His car screeches to an abrupt stop, the door slamming shut and his footsteps in a stride of panic up to my porch.
*Knock Knock*
“Hello, Dad. Hurry, she’s sitting in here.” Even though he is a child molester and I can’t stand the sight of him, his smell of Old Spice tugs at my heart. This is the problem with being human; pathetic traits keep me restless and loathe my reflection in the mirror. You can’t get away from it, the chaos in my features, bones, blood and hair sickening my form, is inescapable. All of our insides match. Next step will be made easier by keeping my wall up; no emotion, no take-backs, just focus keeping the task on point.

As he walked to the foyer, I quietly but abruptly grab the sledgehammer from behind the kitchen counter. I watch as he sees the lifeless stitched corpse. He turns toward me, hands clenched in fury to strike me: The object of his nuisance, all my thirty-three years, the sexual deviance for five years, and now the murderer of his beloved. I bring the sledge hammer down, splitting the motherfucking bastard’s head in two.The sounds of my finale are breathtaking – the thud of his body falling forward; the slick noise when pulling the weapon out, replaced by the rasping breaths and torment of my childhood. Now the plan is executed and my mental checklist accomplished.
I remove the plastic sheeting from the kit and wrap up the corpses, duct tape and lay them in a perfectly straight line onto the tile floor. Tired and relieved I turn out the lights and lock up for the night.
The hot water beating down on my sore frame is a much-needed happiness. The tub under my feet, once a clean ceramic white, is now a dark maroon mix of blood and pieces of vein and brain matter, all washing down the drain. I step out, wrapping my favorite electric blue fluffy towel around me. Barefoot, I walk to my airy, pastel-decorated bedroom, find my favorite purple nightshirt, push back my bedding, and there it lies, neat and loyal, waiting in my secret place. The square cut out of my queen size mattress holds “My Journal,” my reward for the completion of my declaration. I retrieve it and grab my special gold pen that I keep with it. I lay on my elbow, and write, and write some more. All the days events flow, and the words stand strong, earning their own separate independence, becoming victorious cries. Tomorrow is the day I have been looking forward to since losing the competition last year.
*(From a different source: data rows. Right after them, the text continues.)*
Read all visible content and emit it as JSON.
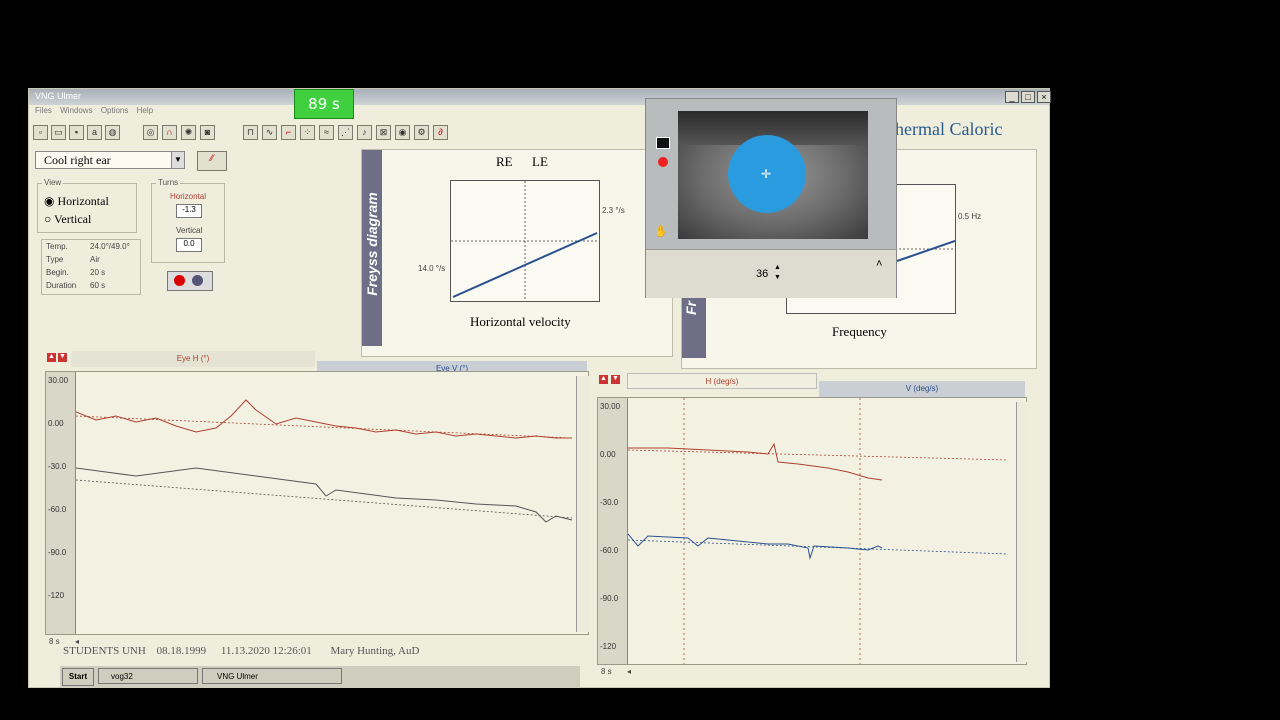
{
  "window": {
    "title": "VNG Ulmer",
    "menu": [
      "Files",
      "Windows",
      "Options",
      "Help"
    ],
    "min": "_",
    "max": "□",
    "close": "×"
  },
  "timer": "89 s",
  "test_select": "Cool right ear",
  "view": {
    "label": "View",
    "horizontal": "Horizontal",
    "vertical": "Vertical",
    "selected": "Horizontal"
  },
  "turns": {
    "label": "Turns",
    "horizontal_label": "Horizontal",
    "horizontal_value": "-1.3",
    "vertical_label": "Vertical",
    "vertical_value": "0.0"
  },
  "params": [
    {
      "k": "Temp.",
      "v": "24.0°/49.0°"
    },
    {
      "k": "Type",
      "v": "Air"
    },
    {
      "k": "Begin.",
      "v": "20 s"
    },
    {
      "k": "Duration",
      "v": "60 s"
    }
  ],
  "freyss": {
    "band": "Freyss diagram",
    "re": "RE",
    "le": "LE",
    "right_label": "2.3 °/s",
    "left_label": "14.0 °/s",
    "xlabel": "Horizontal velocity"
  },
  "thermal": {
    "title": "hermal Caloric",
    "band": "Fr",
    "right_label": "0.5 Hz",
    "xlabel": "Frequency"
  },
  "eye_popup": {
    "value": "36",
    "up": "▲",
    "down": "▼",
    "collapse": "˄"
  },
  "left_trace": {
    "tab_h": "Eye H (°)",
    "tab_v": "Eye V (°)",
    "ticks": [
      "30.00",
      "0.00",
      "-30.0",
      "-60.0",
      "-90.0",
      "-120"
    ],
    "time": "8 s"
  },
  "right_trace": {
    "tab_h": "H (deg/s)",
    "tab_v": "V (deg/s)",
    "ticks": [
      "30.00",
      "0.00",
      "-30.0",
      "-60.0",
      "-90.0",
      "-120"
    ],
    "time": "8 s"
  },
  "status": {
    "patient": "STUDENTS UNH",
    "dob": "08.18.1999",
    "date": "11.13.2020 12:26:01",
    "examiner": "Mary Hunting, AuD"
  },
  "taskbar": {
    "start": "Start",
    "item1": "vog32",
    "item2": "VNG Ulmer"
  },
  "colors": {
    "timer": "#3fcf3f",
    "pupil": "#2b9be0",
    "trace_red": "#b04030",
    "trace_blue": "#2a5090"
  }
}
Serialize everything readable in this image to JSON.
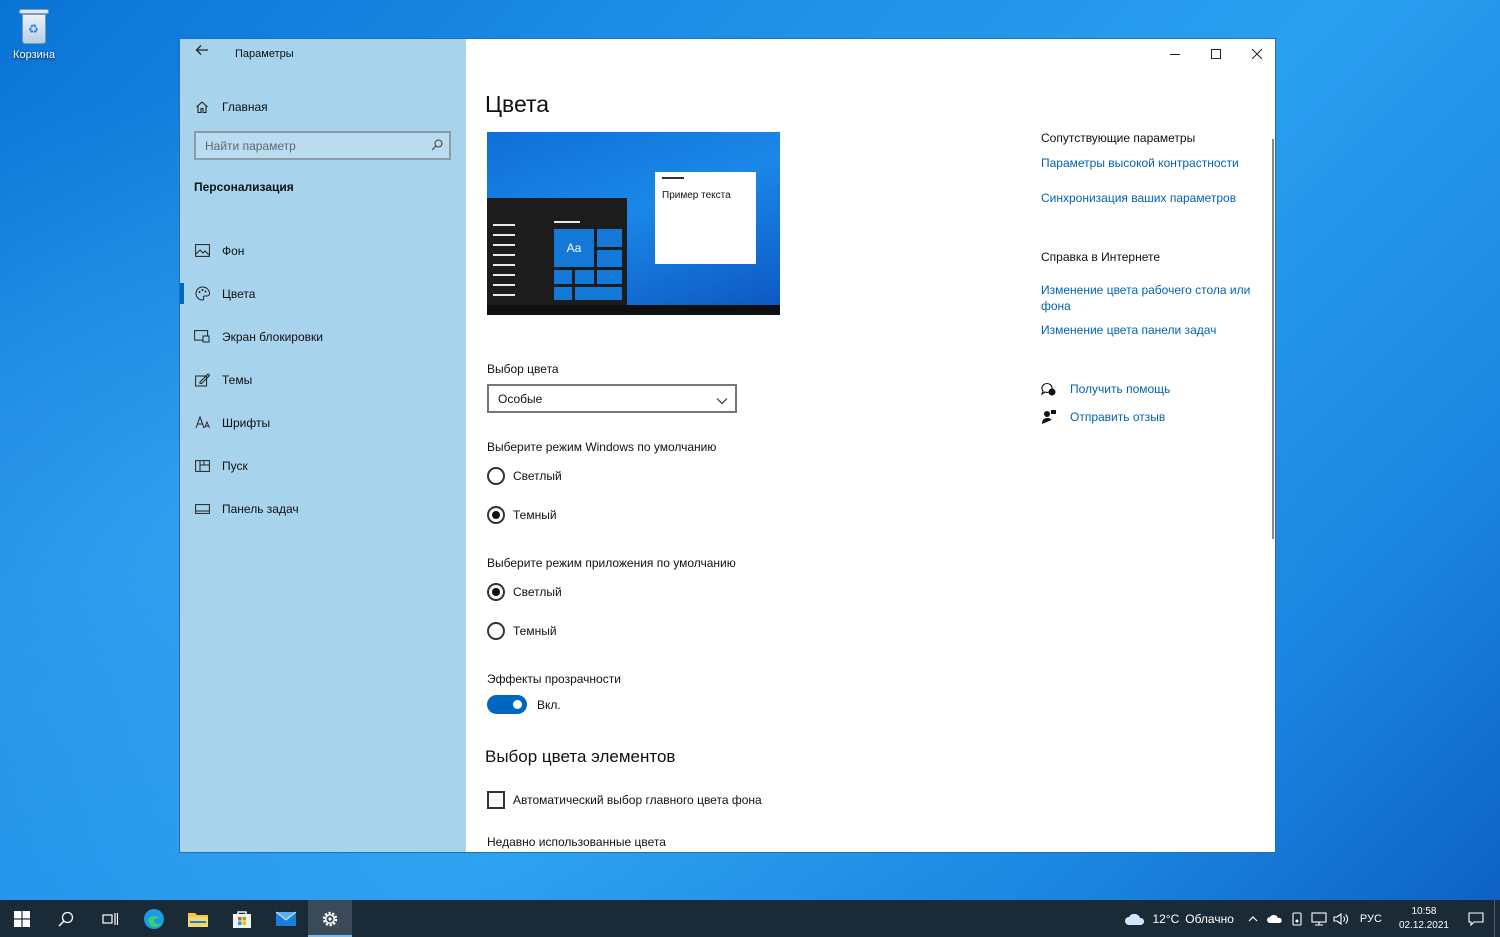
{
  "desktop": {
    "recycle_bin_label": "Корзина"
  },
  "window": {
    "app_title": "Параметры",
    "sidebar": {
      "home_label": "Главная",
      "search_placeholder": "Найти параметр",
      "section_title": "Персонализация",
      "items": [
        {
          "label": "Фон",
          "icon": "image-icon"
        },
        {
          "label": "Цвета",
          "icon": "palette-icon",
          "active": true
        },
        {
          "label": "Экран блокировки",
          "icon": "lock-screen-icon"
        },
        {
          "label": "Темы",
          "icon": "themes-icon"
        },
        {
          "label": "Шрифты",
          "icon": "fonts-icon"
        },
        {
          "label": "Пуск",
          "icon": "start-menu-icon"
        },
        {
          "label": "Панель задач",
          "icon": "taskbar-icon"
        }
      ]
    },
    "main": {
      "page_title": "Цвета",
      "preview": {
        "sample_text": "Пример текста",
        "tile_text": "Aa"
      },
      "color_choice": {
        "label": "Выбор цвета",
        "selected": "Особые"
      },
      "windows_mode": {
        "label": "Выберите режим Windows по умолчанию",
        "options": [
          {
            "label": "Светлый",
            "checked": false
          },
          {
            "label": "Темный",
            "checked": true
          }
        ]
      },
      "app_mode": {
        "label": "Выберите режим приложения по умолчанию",
        "options": [
          {
            "label": "Светлый",
            "checked": true
          },
          {
            "label": "Темный",
            "checked": false
          }
        ]
      },
      "transparency": {
        "label": "Эффекты прозрачности",
        "state": "Вкл.",
        "on": true
      },
      "accent_section_title": "Выбор цвета элементов",
      "auto_accent_label": "Автоматический выбор главного цвета фона",
      "recent_colors_label": "Недавно использованные цвета"
    },
    "related": {
      "heading": "Сопутствующие параметры",
      "links": [
        "Параметры высокой контрастности",
        "Синхронизация ваших параметров"
      ],
      "help_heading": "Справка в Интернете",
      "help_links": [
        "Изменение цвета рабочего стола или фона",
        "Изменение цвета панели задач"
      ],
      "get_help": "Получить помощь",
      "feedback": "Отправить отзыв"
    }
  },
  "taskbar": {
    "weather_temp": "12°C",
    "weather_text": "Облачно",
    "language": "РУС",
    "time": "10:58",
    "date": "02.12.2021"
  },
  "colors": {
    "accent": "#0067c0",
    "link": "#0063b1",
    "sidebar": "#a7d3ec",
    "taskbar": "#1b2a37"
  }
}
The following morning, I rise at four-thirty. I once read that, in the eighteenth century, to help gardens flourish and provide nutrients to fruits and vegetables, they used bone marrow. I had earlier made a purchase of a wood chipping machine. To begin this next goal, I slip on a new hazmat suit. I unroll the plastic covers, and as I stare at the rotting, empty-eyed two, I feel absolutely nothing. Beginning with the tobacco-twined bitch, I drag her to the secluded back patio and cut the twine away,from the body parts. As each are placed in the wood chipper, I turn on the switch, causing the corpse to change from a solid to a slurpee-like texture.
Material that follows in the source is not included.